OMAHA, Neb. — For months, many cities across Nebraska did not believe they had the authority to issue mask mandates, with only Lincoln and Omaha having the legal authority to do so. But just yesterday State Senator Justin Wayne pointed out a part of state statute that he believes gives cities of all sizes in the state the authority to issue a mandate.
On Tuesday, the city of Beatrice's board of health passed a mask mandate. Bellevue mayor, Rusty Hike did not respond to several calls, but on Monday Mayor Hike wrote in a blog post on the city website what most city officials believed for months.
"I as Mayor of the City of Bellevue do not have the authority to issue or ask the Police Department to enforce a Mask Ordinance for our community," wrote Hike.
Sen. Justin Wayne, who represents parts of North Omaha, changed the dynamic Monday when he said state statute gives cities like Bellevue the ability to "make regulations to prevent the introduction and spread of contagious, infectious, or malignant diseases into the city."
“It’s clear to me as an attorney but also as a chair of urban affairs, that the statutes gives clear authority to the cities to regulate the prevention of diseases such as cover-19,” said Wayne.
In Papillion, Mayor David Black wrote a long Facebook post last week saying a city of their class doesn’t have the authority to issue a mask mandate. A belief seconded by Gov. Pete Ricketts. Black's post has since been deleted and communications director for the city, Trent Albers tells 3 News Now they’re re-evaluating the information and the city does not have a position on mandates.

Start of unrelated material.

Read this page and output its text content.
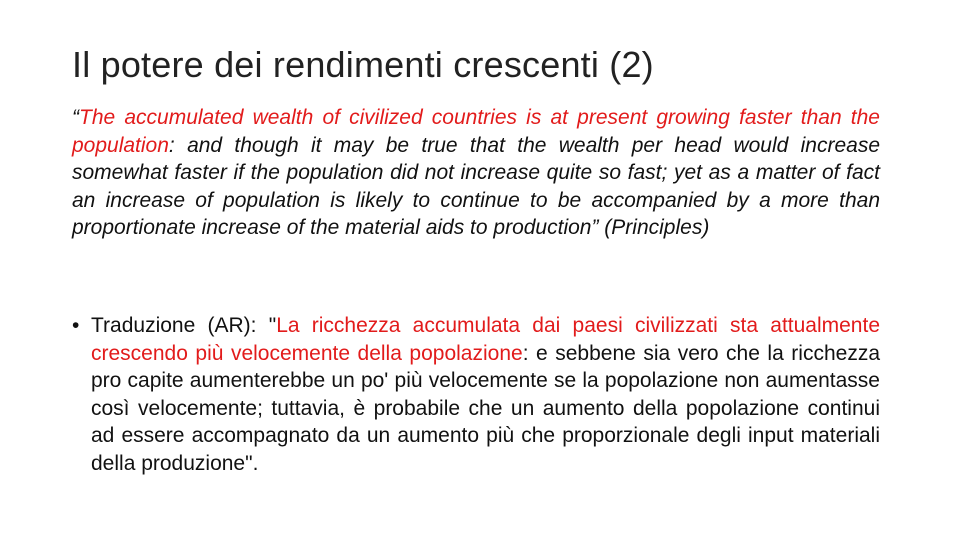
Il potere dei rendimenti crescenti (2)

“The accumulated wealth of civilized countries is at present growing faster than the population: and though it may be true that the wealth per head would increase somewhat faster if the population did not increase quite so fast; yet as a matter of fact an increase of population is likely to continue to be accompanied by a more than proportionate increase of the material aids to production” (Principles)

• Traduzione (AR): "La ricchezza accumulata dai paesi civilizzati sta attualmente crescendo più velocemente della popolazione: e sebbene sia vero che la ricchezza pro capite aumenterebbe un po' più velocemente se la popolazione non aumentasse così velocemente; tuttavia, è probabile che un aumento della popolazione continui ad essere accompagnato da un aumento più che proporzionale degli input materiali della produzione".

City officials in Ralston originally agreed with those in Bellevue and Papillon, that they could not do a mask mandate, but after Sen. Justin Wayne came out with his legal reasoning they’re now re-evaluating to see if they can implement one city-wide.
“We’re now investigating what Senator Wayne is pointing towards. We still see it as kind of a gray area and we’re trying to pick our way through the legal arguments here,” said Rick Hoppe, Ralston city administrator.
Hoppe says they also need to figure out what the process would look like to implement a mandate and that they’ll likely know by next week.
“I think as the case count has grown and peoples' concerns on whether they’re vulnerable to COVID start to rise, they’ve expressed more concern. They’re looking for us to show more concern on the issue,” said Hoppe.
Multiple business owners tell 3 News Now that they want to see a mandate. The entrance to ‘Quick Bites’ Soul Food in Bellevue says masks are recommended, but owner Justin Epting really wants his customers to wear one. The disabled veteran has kidney issues and is on dialysis daily.
“It’s dangerous for me to even be out here working. But the fact of it is, I go down, get sick, something happens to me. Eight families are affected,” says Epting.
He thinks a mask mandate would ensure that those looking for shrimp and grits have a mask on when they pick up their food.
“I do think that would help a lot. Because then I wouldn’t have to say it, because then I wouldn’t have to keep bringing it up,” says Epting.
When asked about cities like Beatrice passing a mandate, Governor Ricketts said Tuesday that he stands firm in his opposition and urges cities to check with their legal counsel before they implement one.